When we make a trade, we buy one of the currencies by selling the other, or the other way around.
When we’re buying the currency pair, we’re actually buying the base currency (the first) by selling the quote currency (the second). When we’re selling the pair, we’re selling the base currency (the first) by buying the quote currency (the second).
There are always two prices on the trading platform for a currency pair. It’s a bit confusing at first, but keep in mind that the prices are from the perspective of the broker.
The lower of the two is the Bid (Offer).
This is the price at which the broker would buy from you. This is the price that he is offering to you. It is your sell price (for opening short positions).
The higher price is the Ask.
It is the price that the broker would sell to you.
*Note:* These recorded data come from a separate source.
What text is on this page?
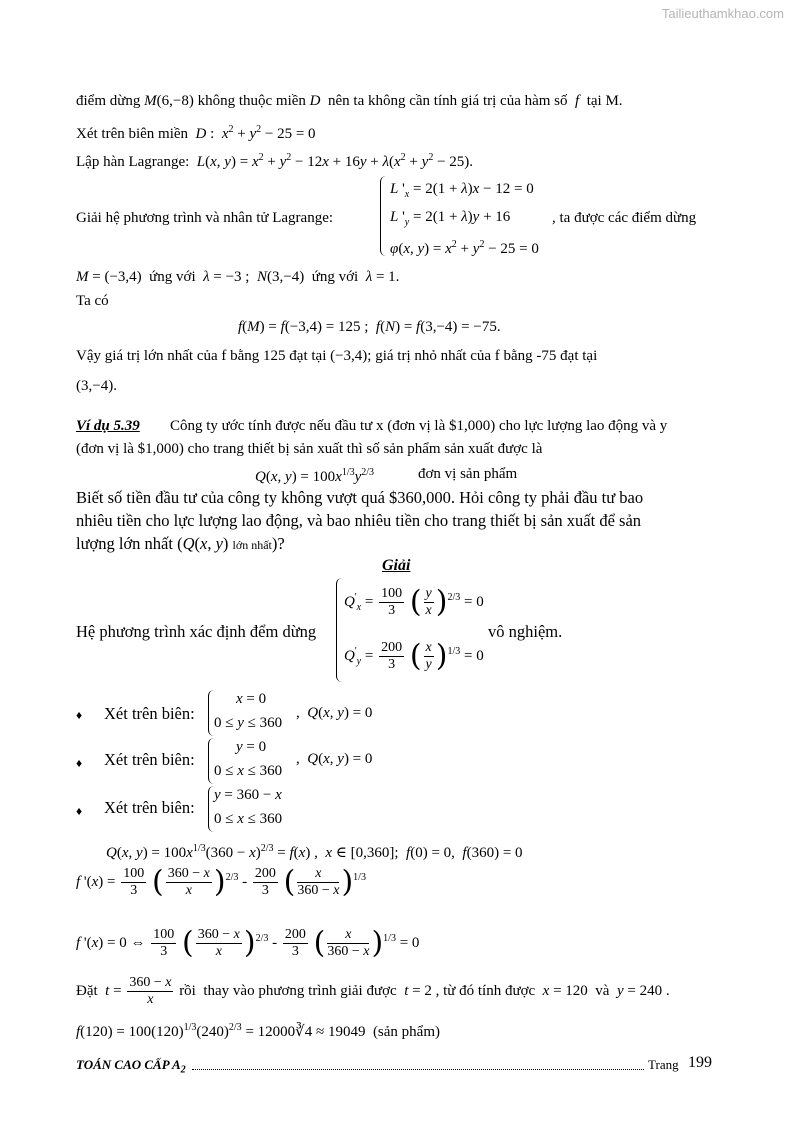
Tailieuthamkhao.com
điểm dừng M(6,−8) không thuộc miền D  nên ta không cần tính giá trị của hàm số  f  tại M.
Xét trên biên miền  D :  $x^2 + y^2 - 25 = 0$
Lập hàn Lagrange:  L(x, $y) = x^2 + y^2 - 12x + 16y + \lambda(x^2 + y^2 - 25)$.
Giải hệ phương trình và nhân tử Lagrange:
L '$_x = 2(1 + \lambda)x - 12 = 0$
L '$_y = 2(1 + \lambda)y + 16$
φ(x, $y) = x^2 + y^2 - 25 = 0$
, ta được các điểm dừng
M = (−3,4)  ứng với  λ = −3 ;  N(3,−4)  ứng với  λ = 1.
Ta có
f(M) = f(−3,4) = 125 ;  f(N) = f(3,−4) = −75.
Vậy giá trị lớn nhất của f bằng 125 đạt tại (−3,4); giá trị nhỏ nhất của f bằng -75 đạt tại
(3,−4).
Ví dụ 5.39 Công ty ước tính được nếu đầu tư x (đơn vị là $1,000) cho lực lượng lao động và y
(đơn vị là $1,000) cho trang thiết bị sản xuất thì số sản phẩm sản xuất được là
Q(x, $y) = 100x^{1/3}y^{2/3}$	đơn vị sản phẩm
Biết số tiền đầu tư của công ty không vượt quá $360,000. Hỏi công ty phải đầu tư bao
nhiêu tiền cho lực lượng lao động, và bao nhiêu tiền cho trang thiết bị sản xuất để sản
lượng lớn nhất (Q(x, y) lớn nhất)?
Giải
Hệ phương trình xác định đểm dừng
$Q'_x = \frac{100}{3}$ ( $\frac{y}{x} )^{2/3} = 0$
$Q'_y = \frac{200}{3}$ ( $\frac{x}{y} )^{1/3} = 0$
vô nghiệm.
♦ Xét trên biên:
x = 0
0 ≤ y ≤ 360
,  Q(x, y) = 0
♦ Xét trên biên:
y = 0
0 ≤ x ≤ 360
,  Q(x, y) = 0
♦ Xét trên biên:
y = 360 − x
0 ≤ x ≤ 360
Q(x, $y) = 100x^{1/3}(360 - x)^{2/3} = f(x)$ ,  x ∈ [0,360];  f(0) = 0,  f(360) = 0
f '$(x) = \frac{100}{3}$ ( $\frac{360 - x}{x} )^{2/3} - \frac{200}{3}$ ( $\frac{x}{360 - x} )^{1/3}$
f '(x) = 0 ⇔ $\frac{100}{3}$ ( $\frac{360 - x}{x} )^{2/3} - \frac{200}{3}$ ( $\frac{x}{360 - x} )^{1/3} = 0$
Đặt  $t = \frac{360 - x}{x}$ rồi  thay vào phương trình giải được  t = 2 , từ đó tính được  x = 120  và  y = 240 .
$f(120) = 100(120)^{1/3}(240)^{2/3}$ = 12000∛4 ≈ 19049  (sản phẩm)
TOÁN CAO CẤP $A_2$	Trang 199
This is what he would ask you to pay. This is your buy price (for opening long positions).
You always buy at the higher price and sell at the lower, so you, in a way, always start with a little loss, that you need to overcome in order to have a winning position. It is a kind of cost or commission for the transaction. This commission is the profit of the broker. It is known as spread.
THE SPREAD
The spread is the difference between the Bid and the Ask price at a given moment. It is not just the brokers’ earning, but a valuable piece of information. It is a telltale of how liquid and how volatile the market is.
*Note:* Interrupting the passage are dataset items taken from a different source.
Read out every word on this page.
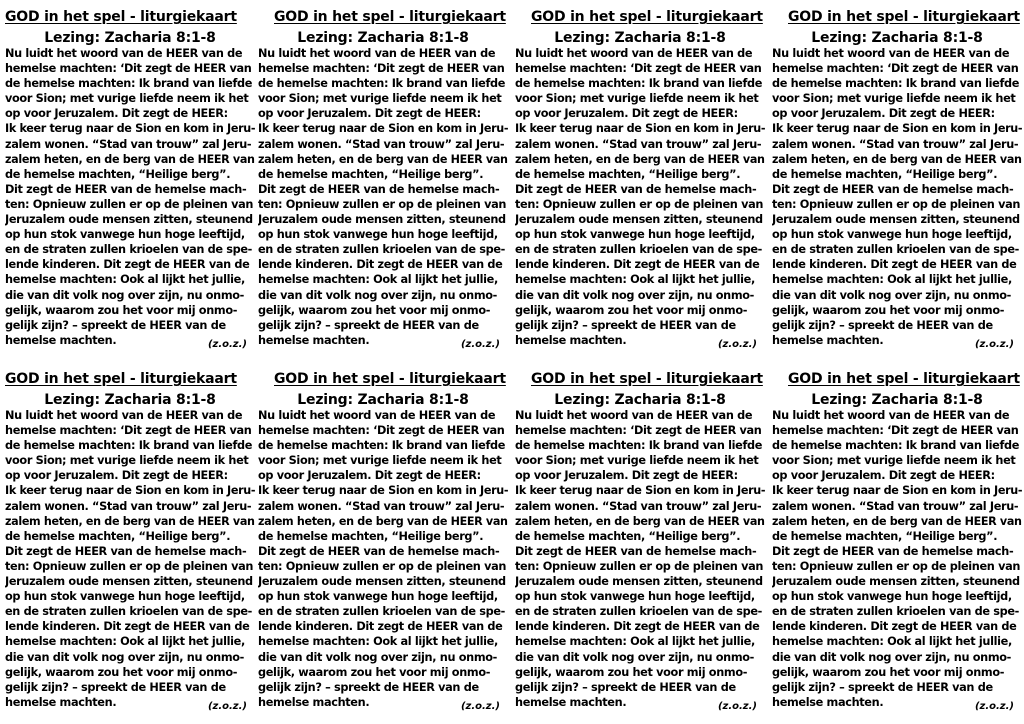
GOD in het spel - liturgiekaart
Lezing: Zacharia 8:1-8
Nu luidt het woord van de HEER van de
hemelse machten: ‘Dit zegt de HEER van
de hemelse machten: Ik brand van liefde
voor Sion; met vurige liefde neem ik het
op voor Jeruzalem. Dit zegt de HEER:
Ik keer terug naar de Sion en kom in Jeru-
zalem wonen. “Stad van trouw” zal Jeru-
zalem heten, en de berg van de HEER van
de hemelse machten, “Heilige berg”.
Dit zegt de HEER van de hemelse mach-
ten: Opnieuw zullen er op de pleinen van
Jeruzalem oude mensen zitten, steunend
op hun stok vanwege hun hoge leeftijd,
en de straten zullen krioelen van de spe-
lende kinderen. Dit zegt de HEER van de
hemelse machten: Ook al lijkt het jullie,
die van dit volk nog over zijn, nu onmo-
gelijk, waarom zou het voor mij onmo-
gelijk zijn? – spreekt de HEER van de
hemelse machten.	(z.o.z.)
GOD in het spel - liturgiekaart
Lezing: Zacharia 8:1-8
Nu luidt het woord van de HEER van de
hemelse machten: ‘Dit zegt de HEER van
de hemelse machten: Ik brand van liefde
voor Sion; met vurige liefde neem ik het
op voor Jeruzalem. Dit zegt de HEER:
Ik keer terug naar de Sion en kom in Jeru-
zalem wonen. “Stad van trouw” zal Jeru-
zalem heten, en de berg van de HEER van
de hemelse machten, “Heilige berg”.
Dit zegt de HEER van de hemelse mach-
ten: Opnieuw zullen er op de pleinen van
Jeruzalem oude mensen zitten, steunend
op hun stok vanwege hun hoge leeftijd,
en de straten zullen krioelen van de spe-
lende kinderen. Dit zegt de HEER van de
hemelse machten: Ook al lijkt het jullie,
die van dit volk nog over zijn, nu onmo-
gelijk, waarom zou het voor mij onmo-
gelijk zijn? – spreekt de HEER van de
hemelse machten.	(z.o.z.)
GOD in het spel - liturgiekaart
Lezing: Zacharia 8:1-8
Nu luidt het woord van de HEER van de
hemelse machten: ‘Dit zegt de HEER van
de hemelse machten: Ik brand van liefde
voor Sion; met vurige liefde neem ik het
op voor Jeruzalem. Dit zegt de HEER:
Ik keer terug naar de Sion en kom in Jeru-
zalem wonen. “Stad van trouw” zal Jeru-
zalem heten, en de berg van de HEER van
de hemelse machten, “Heilige berg”.
Dit zegt de HEER van de hemelse mach-
ten: Opnieuw zullen er op de pleinen van
Jeruzalem oude mensen zitten, steunend
op hun stok vanwege hun hoge leeftijd,
en de straten zullen krioelen van de spe-
lende kinderen. Dit zegt de HEER van de
hemelse machten: Ook al lijkt het jullie,
die van dit volk nog over zijn, nu onmo-
gelijk, waarom zou het voor mij onmo-
gelijk zijn? – spreekt de HEER van de
hemelse machten.	(z.o.z.)
GOD in het spel - liturgiekaart
Lezing: Zacharia 8:1-8
Nu luidt het woord van de HEER van de
hemelse machten: ‘Dit zegt de HEER van
de hemelse machten: Ik brand van liefde
voor Sion; met vurige liefde neem ik het
op voor Jeruzalem. Dit zegt de HEER:
Ik keer terug naar de Sion en kom in Jeru-
zalem wonen. “Stad van trouw” zal Jeru-
zalem heten, en de berg van de HEER van
de hemelse machten, “Heilige berg”.
Dit zegt de HEER van de hemelse mach-
ten: Opnieuw zullen er op de pleinen van
Jeruzalem oude mensen zitten, steunend
op hun stok vanwege hun hoge leeftijd,
en de straten zullen krioelen van de spe-
lende kinderen. Dit zegt de HEER van de
hemelse machten: Ook al lijkt het jullie,
die van dit volk nog over zijn, nu onmo-
gelijk, waarom zou het voor mij onmo-
gelijk zijn? – spreekt de HEER van de
hemelse machten.	(z.o.z.)
GOD in het spel - liturgiekaart
Lezing: Zacharia 8:1-8
Nu luidt het woord van de HEER van de
hemelse machten: ‘Dit zegt de HEER van
de hemelse machten: Ik brand van liefde
voor Sion; met vurige liefde neem ik het
op voor Jeruzalem. Dit zegt de HEER:
Ik keer terug naar de Sion en kom in Jeru-
zalem wonen. “Stad van trouw” zal Jeru-
zalem heten, en de berg van de HEER van
de hemelse machten, “Heilige berg”.
Dit zegt de HEER van de hemelse mach-
ten: Opnieuw zullen er op de pleinen van
Jeruzalem oude mensen zitten, steunend
op hun stok vanwege hun hoge leeftijd,
en de straten zullen krioelen van de spe-
lende kinderen. Dit zegt de HEER van de
hemelse machten: Ook al lijkt het jullie,
die van dit volk nog over zijn, nu onmo-
gelijk, waarom zou het voor mij onmo-
gelijk zijn? – spreekt de HEER van de
hemelse machten.	(z.o.z.)
GOD in het spel - liturgiekaart
Lezing: Zacharia 8:1-8
Nu luidt het woord van de HEER van de
hemelse machten: ‘Dit zegt de HEER van
de hemelse machten: Ik brand van liefde
voor Sion; met vurige liefde neem ik het
op voor Jeruzalem. Dit zegt de HEER:
Ik keer terug naar de Sion en kom in Jeru-
zalem wonen. “Stad van trouw” zal Jeru-
zalem heten, en de berg van de HEER van
de hemelse machten, “Heilige berg”.
Dit zegt de HEER van de hemelse mach-
ten: Opnieuw zullen er op de pleinen van
Jeruzalem oude mensen zitten, steunend
op hun stok vanwege hun hoge leeftijd,
en de straten zullen krioelen van de spe-
lende kinderen. Dit zegt de HEER van de
hemelse machten: Ook al lijkt het jullie,
die van dit volk nog over zijn, nu onmo-
gelijk, waarom zou het voor mij onmo-
gelijk zijn? – spreekt de HEER van de
hemelse machten.	(z.o.z.)
GOD in het spel - liturgiekaart
Lezing: Zacharia 8:1-8
Nu luidt het woord van de HEER van de
hemelse machten: ‘Dit zegt de HEER van
de hemelse machten: Ik brand van liefde
voor Sion; met vurige liefde neem ik het
op voor Jeruzalem. Dit zegt de HEER:
Ik keer terug naar de Sion en kom in Jeru-
zalem wonen. “Stad van trouw” zal Jeru-
zalem heten, en de berg van de HEER van
de hemelse machten, “Heilige berg”.
Dit zegt de HEER van de hemelse mach-
ten: Opnieuw zullen er op de pleinen van
Jeruzalem oude mensen zitten, steunend
op hun stok vanwege hun hoge leeftijd,
en de straten zullen krioelen van de spe-
lende kinderen. Dit zegt de HEER van de
hemelse machten: Ook al lijkt het jullie,
die van dit volk nog over zijn, nu onmo-
gelijk, waarom zou het voor mij onmo-
gelijk zijn? – spreekt de HEER van de
hemelse machten.	(z.o.z.)
GOD in het spel - liturgiekaart
Lezing: Zacharia 8:1-8
Nu luidt het woord van de HEER van de
hemelse machten: ‘Dit zegt de HEER van
de hemelse machten: Ik brand van liefde
voor Sion; met vurige liefde neem ik het
op voor Jeruzalem. Dit zegt de HEER:
Ik keer terug naar de Sion en kom in Jeru-
zalem wonen. “Stad van trouw” zal Jeru-
zalem heten, en de berg van de HEER van
de hemelse machten, “Heilige berg”.
Dit zegt de HEER van de hemelse mach-
ten: Opnieuw zullen er op de pleinen van
Jeruzalem oude mensen zitten, steunend
op hun stok vanwege hun hoge leeftijd,
en de straten zullen krioelen van de spe-
lende kinderen. Dit zegt de HEER van de
hemelse machten: Ook al lijkt het jullie,
die van dit volk nog over zijn, nu onmo-
gelijk, waarom zou het voor mij onmo-
gelijk zijn? – spreekt de HEER van de
hemelse machten.	(z.o.z.)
Major currency pairs tend to have narrower spreads, sometimes less than 1 pip. This is because these markets are very liquid, with huge trading volume, and low volatility. Emerging currency pair markets generally have a higher spread compared to major currency pairs. This is because liquidity in those markets is lower, and volatility – higher.
Spreads can vary, even throughout one trading day.
Big news events, or the release of important economic data can cause turbulence in the markets. Just like retail traders, large liquidity providers prefer to play it safe in times of uncertainty. That is why they look to offset some of their risk by widening the spreads. When all the dust settles, spreads return back to normal.
Spreads are usually kept fairly reasonable as a result of the stiff competition between the numerous market makers. Although there may be differences between the brokers, spreads are usually the same or almost the same.
PIP AND PIPETTE
In the physical world where you can touch the money, the smallest you can have is one cent (if we take the US dollar). You cannot have less than that. In the digital forex market this is simply not enough. Prices are typically quoted to the 4th decimal place, with the exception of JPY pairs, that are quoted to the 2nd decimal place. The pip is the digit in the last position. It is in the 5th position, if counting the digits of the quote.
Pips may be unusual to the physical world, but this is a very common feature of the foreign exchange market. This is the norm for measuring changes in the price of the currency pairs.
For example, if the EUR/USD price moves from 1.1234 to 1.1236, it has moved up by 2 pips. If the price then moves from 1.1236 to 1.1224, it has moved down 12 pips.
The spread is also measured in pips.
If the EUR/USD bid price is 1.1234 and the ask price is 1.1235, then the spread is 1 pip. The short way to present this is EUR/USD = 1.1234/35.
The last few years paved the way to an even smaller measure unit – the pipette.
It’s a tenth of a pip and with its introduction the quotes started showing 5 decimal digits (3 decimal digits for the JPY pairs). The pipette is in the 6th place (the last) of all the digits in a quote.
Trading platforms usually show the pips via larger digits, while the pipettes are a small digit to the right of the pips.